Sadly, even our economic discourse suffers from the same level of puerile posturing and intellectual vacuity. The Philippines was placed in the “Lower Exposure, Strong Buffers” quadrant in a major recent emerging markets study—well ahead of Thailand, Egypt, Jordan, Pakistan, Vietnam, Kenya, Bangladesh, and Ethiopia. Yet, the country has suffered the second-highest petrol-pump price increase (slightly behind war-torn Myanmar) in the world, according to The Economist.
Clearly, something is shady in our energy markets, where prices are quick to increase but stubborn to roll back; where panicky spot markets shape the price of precrisis stockpile; and where all the costs and risks are automatically passed down to consumers without optimal transparency about the private sector’s price-determination mechanisms.
Yet hardly a single major local economist has raised alarm bells over how decades of energy deregulation have not only enabled massive profiteering, but also “state capture” in the Philippines, namely how “individuals in government or corporations actively shape laws and institutions to serve their own interests.” Instead, some of the more outspoken local economists have been busy lambasting proposals for price caps and tax exemptions, as if their deracinated free market-based models are remotely relevant in a visibly oligarchic economic system.
In every major capital in the world, from Tokyo to Paris, I have met countless senior economists and policy specialists who rightly talk about the role of industrial policy, state regulation, and bureaucratic capacity-building in an increasingly deglobalized world.
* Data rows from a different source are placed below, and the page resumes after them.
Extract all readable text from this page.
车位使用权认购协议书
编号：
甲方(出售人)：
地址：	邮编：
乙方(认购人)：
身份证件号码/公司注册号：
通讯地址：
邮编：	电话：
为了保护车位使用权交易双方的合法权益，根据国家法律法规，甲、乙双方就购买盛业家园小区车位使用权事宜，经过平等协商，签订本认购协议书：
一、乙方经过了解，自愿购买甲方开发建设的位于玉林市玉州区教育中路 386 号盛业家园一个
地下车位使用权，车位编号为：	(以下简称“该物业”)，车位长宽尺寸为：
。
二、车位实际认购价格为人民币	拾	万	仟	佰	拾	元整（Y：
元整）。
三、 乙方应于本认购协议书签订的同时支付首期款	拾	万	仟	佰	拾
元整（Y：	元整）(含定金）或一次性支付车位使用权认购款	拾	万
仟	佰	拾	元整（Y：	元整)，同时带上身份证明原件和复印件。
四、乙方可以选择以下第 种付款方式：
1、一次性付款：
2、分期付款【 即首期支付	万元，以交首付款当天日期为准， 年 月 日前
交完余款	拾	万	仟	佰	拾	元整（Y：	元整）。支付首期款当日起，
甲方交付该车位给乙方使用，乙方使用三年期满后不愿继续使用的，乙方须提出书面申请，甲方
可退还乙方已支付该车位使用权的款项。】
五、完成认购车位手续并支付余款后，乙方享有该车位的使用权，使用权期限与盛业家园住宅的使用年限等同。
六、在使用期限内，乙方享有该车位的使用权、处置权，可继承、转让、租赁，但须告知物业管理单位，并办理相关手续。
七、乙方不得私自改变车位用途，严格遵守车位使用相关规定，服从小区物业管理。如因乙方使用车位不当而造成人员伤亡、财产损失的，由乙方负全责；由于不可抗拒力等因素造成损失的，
Yet, I have hardly heard anything along those lines from our liberal-minded local economists, who regurgitate outdated paradigms and “good governance” talking points, but have never bothered to seriously engage comparative development studies and works of world-class political economists—most notably our own Walden Bello, who has regularly debated with top global experts in top-tier universities on Earth. We clearly need to fight corruption. But unless we transcend intellectual parochialism and embrace interdisciplinary public policy debates, our country will still remain haplessly vulnerable and hopelessly unprepared in a new world disorder.